I dati del Report Fimi 2026 confermano infatti una crescita
solida del vinile, che nel 2025 ha generato 54,8 milioni di
dollari di ricavi, segnando un incremento del +24% rispetto
all'anno precedente: si tratta di un risultato economico
positivo che racconta un cambiamento profondo nelle abitudini di
consumo musicale.

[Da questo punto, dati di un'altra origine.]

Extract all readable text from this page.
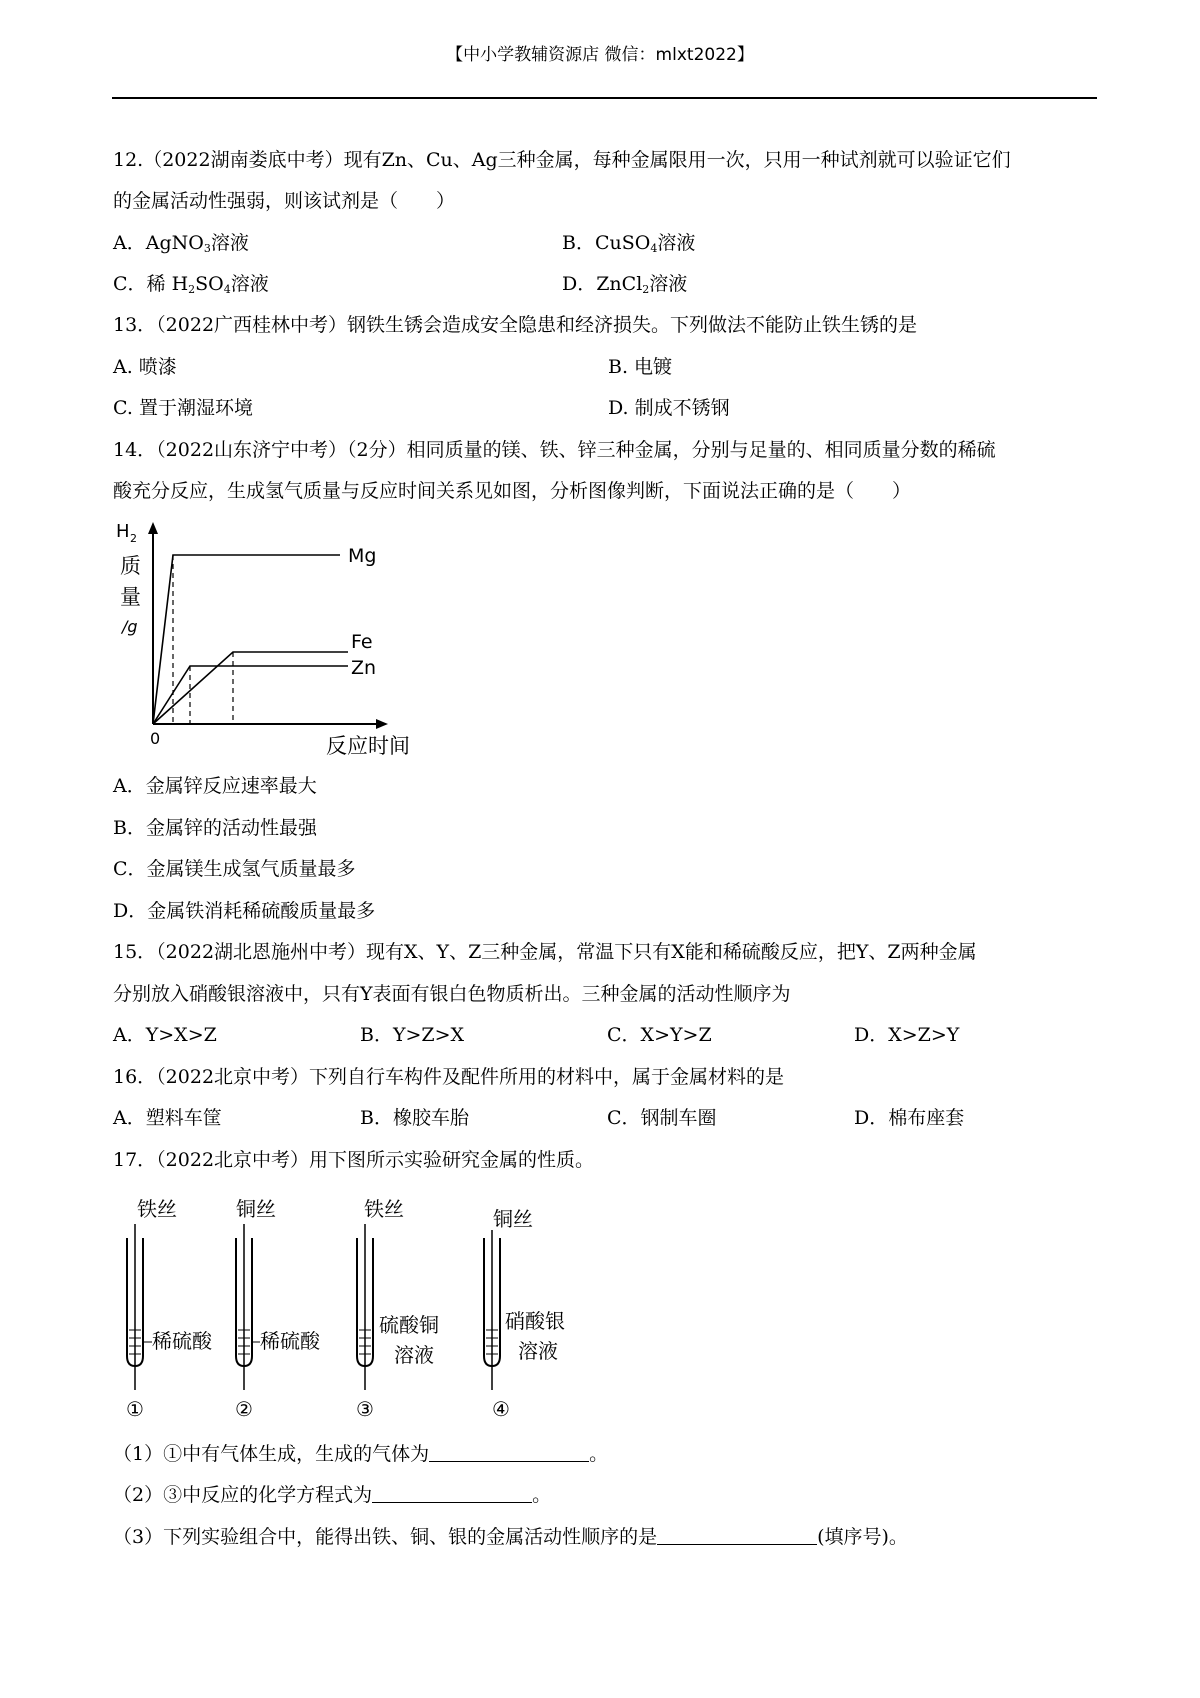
【中小学教辅资源店 微信：mlxt2022】
12.（2022湖南娄底中考）现有Zn、Cu、Ag三种金属，每种金属限用一次，只用一种试剂就可以验证它们
的金属活动性强弱，则该试剂是（　　）
A．AgNO$_3$溶液	B．CuSO$_4$溶液
C．稀 $H_2SO_4$溶液	D．ZnCl$_2$溶液
13．（2022广西桂林中考）钢铁生锈会造成安全隐患和经济损失。下列做法不能防止铁生锈的是
A. 喷漆	B. 电镀
C. 置于潮湿环境	D. 制成不锈钢
14．（2022山东济宁中考）（2分）相同质量的镁、铁、锌三种金属，分别与足量的、相同质量分数的稀硫
酸充分反应，生成氢气质量与反应时间关系见如图，分析图像判断，下面说法正确的是（　　）
H 2
质
量
/g
0	反应时间
Mg
Fe
Zn
A．金属锌反应速率最大
B．金属锌的活动性最强
C．金属镁生成氢气质量最多
D．金属铁消耗稀硫酸质量最多
15．（2022湖北恩施州中考）现有X、Y、Z三种金属，常温下只有X能和稀硫酸反应，把Y、Z两种金属
分别放入硝酸银溶液中，只有Y表面有银白色物质析出。三种金属的活动性顺序为
A．Y>X>Z	B．Y>Z>X	C．X>Y>Z	D．X>Z>Y
16．（2022北京中考）下列自行车构件及配件所用的材料中，属于金属材料的是
A．塑料车筐	B．橡胶车胎	C．钢制车圈	D．棉布座套
17．（2022北京中考）用下图所示实验研究金属的性质。
铁丝
稀硫酸
①
铜丝
稀硫酸
②
铁丝
硫酸铜
溶液
③
铜丝
硝酸银
溶液
④
（1）①中有气体生成，生成的气体为	。
（2）③中反应的化学方程式为	。
（3）下列实验组合中，能得出铁、铜、银的金属活动性顺序的是	(填序号)。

Si consideri il 2008 - l'anno di inaugurazione
del Record Store Day - per il quale il formato in Italia valeva
appena 1,9 milioni di dollari: in poco più di quindici anni, ha
quindi registrato una crescita superiore al +2.780%,
moltiplicando il proprio valore di quasi 29 volte e passando da
mercato di nicchia a protagonista del segmento fisico.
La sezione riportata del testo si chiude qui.